Lui esplose in una forte risata.
- No. No. – Rispose con un tono di voce molto rassicurante e divertito. –È la mia governante. Da un uomo vecchio come me non c’è più nulla da temere. Nonostante tutto, si ostinano a farmi guardare a vista. Perché nulla mi manchi, loro dicono. -
- Non capisco perché ritorna in Sicilia, allora...- Azzardai.
Lui mi guardò e, aspirando forte dalla pipa, rispose canticchiando:
-‘Ma lazzarella comme si’, a mme me piace sempe ‘e cchjù.... ah lazzarella o tiempo comme vola...-
-Non mi dica che ancora pensa a Giovannella...- Insinuai in un eccesso di confidenza.
-Macché! –Rispose lui, ridendo. La sua faccia diveniva, però, sempre più seria.
-L’ho rivista qualche anno fa. Lei non mi ha riconosciuto ma io sì. Era grassa, imbruttita, forse ora mi sarei pentito d’averla sposata. – Tacque pensieroso.
-Perché ritorno? Vuole saperlo? – Domandò.
-Perché ho nostalgia di quelle albe che mi servivano a costruire una vita diversa che, allora, mi appariva lontana, non fatta per me. Parlavo alla luna che ancora si attardava nel cielo, alle stelle che le facevano da corona. Ero un uomo felice perché non avevo niente e nessuno poteva rubarmi ciò che era solo mio: la poesia del sogno.

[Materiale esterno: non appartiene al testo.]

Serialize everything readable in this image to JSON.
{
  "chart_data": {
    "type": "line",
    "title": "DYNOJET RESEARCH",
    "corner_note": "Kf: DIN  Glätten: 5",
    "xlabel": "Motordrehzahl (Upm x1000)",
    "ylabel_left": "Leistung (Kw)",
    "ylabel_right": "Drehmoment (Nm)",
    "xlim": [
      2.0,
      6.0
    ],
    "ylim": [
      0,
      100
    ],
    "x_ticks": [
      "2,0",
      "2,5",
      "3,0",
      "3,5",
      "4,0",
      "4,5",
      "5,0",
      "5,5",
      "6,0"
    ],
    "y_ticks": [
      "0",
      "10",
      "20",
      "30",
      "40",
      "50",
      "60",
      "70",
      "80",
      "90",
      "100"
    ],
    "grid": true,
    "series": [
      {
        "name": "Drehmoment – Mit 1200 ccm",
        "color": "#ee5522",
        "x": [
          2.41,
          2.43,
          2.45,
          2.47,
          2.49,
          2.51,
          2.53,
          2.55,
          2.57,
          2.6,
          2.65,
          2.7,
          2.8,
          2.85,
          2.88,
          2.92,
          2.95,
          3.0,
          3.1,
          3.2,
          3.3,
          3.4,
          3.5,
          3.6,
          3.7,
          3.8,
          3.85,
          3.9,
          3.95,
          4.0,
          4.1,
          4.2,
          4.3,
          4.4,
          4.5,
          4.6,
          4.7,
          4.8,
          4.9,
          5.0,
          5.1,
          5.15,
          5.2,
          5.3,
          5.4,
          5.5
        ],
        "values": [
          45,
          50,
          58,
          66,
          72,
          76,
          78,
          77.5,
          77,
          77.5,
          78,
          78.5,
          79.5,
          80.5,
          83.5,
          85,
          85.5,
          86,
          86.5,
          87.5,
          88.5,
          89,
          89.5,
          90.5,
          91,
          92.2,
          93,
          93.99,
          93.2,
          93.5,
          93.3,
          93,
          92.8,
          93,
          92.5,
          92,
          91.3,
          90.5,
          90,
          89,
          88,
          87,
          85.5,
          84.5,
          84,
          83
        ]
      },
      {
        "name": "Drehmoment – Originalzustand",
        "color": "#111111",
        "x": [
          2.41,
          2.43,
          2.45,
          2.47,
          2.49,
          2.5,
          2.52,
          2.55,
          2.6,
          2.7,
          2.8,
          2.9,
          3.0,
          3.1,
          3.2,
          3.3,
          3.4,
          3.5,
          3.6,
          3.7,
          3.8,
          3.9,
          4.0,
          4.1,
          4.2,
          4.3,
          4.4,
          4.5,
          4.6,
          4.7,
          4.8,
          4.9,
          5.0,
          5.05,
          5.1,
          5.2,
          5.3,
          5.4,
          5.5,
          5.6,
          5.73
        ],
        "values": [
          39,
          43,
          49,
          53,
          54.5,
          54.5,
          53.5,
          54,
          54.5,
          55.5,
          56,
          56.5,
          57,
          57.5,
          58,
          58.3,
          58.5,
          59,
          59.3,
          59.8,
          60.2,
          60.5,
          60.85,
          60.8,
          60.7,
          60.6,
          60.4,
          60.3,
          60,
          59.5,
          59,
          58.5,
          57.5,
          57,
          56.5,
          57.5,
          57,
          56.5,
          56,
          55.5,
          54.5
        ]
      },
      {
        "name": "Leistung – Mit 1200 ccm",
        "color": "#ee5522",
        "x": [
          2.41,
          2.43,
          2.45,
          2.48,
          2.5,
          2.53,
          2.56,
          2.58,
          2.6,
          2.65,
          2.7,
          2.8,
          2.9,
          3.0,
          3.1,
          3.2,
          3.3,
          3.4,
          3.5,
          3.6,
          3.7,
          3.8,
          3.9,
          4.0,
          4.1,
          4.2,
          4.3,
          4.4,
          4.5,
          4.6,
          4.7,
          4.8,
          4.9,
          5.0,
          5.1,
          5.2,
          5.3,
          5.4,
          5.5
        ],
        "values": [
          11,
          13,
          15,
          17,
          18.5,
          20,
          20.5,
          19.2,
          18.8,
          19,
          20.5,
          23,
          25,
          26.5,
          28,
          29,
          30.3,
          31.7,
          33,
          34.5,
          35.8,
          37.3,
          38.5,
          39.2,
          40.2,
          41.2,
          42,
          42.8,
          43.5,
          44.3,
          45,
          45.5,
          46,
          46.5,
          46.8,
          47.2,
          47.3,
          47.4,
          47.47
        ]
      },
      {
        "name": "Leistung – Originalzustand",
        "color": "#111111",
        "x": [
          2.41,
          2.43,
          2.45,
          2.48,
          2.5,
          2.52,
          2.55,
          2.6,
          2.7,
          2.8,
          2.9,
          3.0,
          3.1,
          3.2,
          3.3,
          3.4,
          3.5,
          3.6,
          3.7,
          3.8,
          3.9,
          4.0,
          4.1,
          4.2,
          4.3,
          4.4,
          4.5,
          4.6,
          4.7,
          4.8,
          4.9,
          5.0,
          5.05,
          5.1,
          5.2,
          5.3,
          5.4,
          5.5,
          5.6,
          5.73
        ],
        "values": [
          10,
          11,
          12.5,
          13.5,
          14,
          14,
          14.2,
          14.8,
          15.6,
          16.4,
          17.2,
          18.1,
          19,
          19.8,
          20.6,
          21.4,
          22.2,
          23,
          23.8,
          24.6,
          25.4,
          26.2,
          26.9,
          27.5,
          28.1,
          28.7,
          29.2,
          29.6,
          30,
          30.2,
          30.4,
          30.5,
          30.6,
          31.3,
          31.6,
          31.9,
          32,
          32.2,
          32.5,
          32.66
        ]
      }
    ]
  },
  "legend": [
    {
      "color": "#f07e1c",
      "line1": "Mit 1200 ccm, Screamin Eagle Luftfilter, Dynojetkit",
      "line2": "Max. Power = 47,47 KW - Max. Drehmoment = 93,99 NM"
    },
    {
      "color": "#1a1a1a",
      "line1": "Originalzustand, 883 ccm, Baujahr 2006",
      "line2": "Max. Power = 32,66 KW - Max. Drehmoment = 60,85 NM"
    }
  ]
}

Lazzarella appartiene, dunque, a quel tempo. Al tempo della fantasia e della non ragione. È una pagina di un libro voltata da troppi anni ormai e sulla quale ritorno ogni volta che posso perché non riesco a sottrarmi al fascino segreto delle sue parole.
Avrei dovuto fermarlo quel tempo, viverlo intensamente, spenderlo in questo posto magnifico lontano dal quale non so vivere, ma non ne ho avuto il coraggio e ho scelto, invece, di andare avanti, di crescere come il bambino Oskar del “Tamburo di latta”. A proposito, sa dove finì quel nano dopo essersi deciso a crescere? – Mi chiese.
- No. – Risposi, impreparato. – Non conosco quel romanzo. – Confessai.
- Finì in manicomio. – Spiegò e poi aggiunse amaramente: -Egregio amico, la nostalgia e l’ambizione hanno un prezzo che spesso è pura follia.-
Arrivò la governante. Mormorò qualcosa in tedesco.
-Ecco! – Esclamò desolato. – L’incantesimo si è rotto. Mi chiamano da Monaco in videoconferenza. La devo salutare.-
Si alzò, mi diede la mano e, questa volta, curvo quasi sotto il peso degli anni, si avviò verso il portone della villa. Triste, malinconico, ingannato dal suo stesso destino.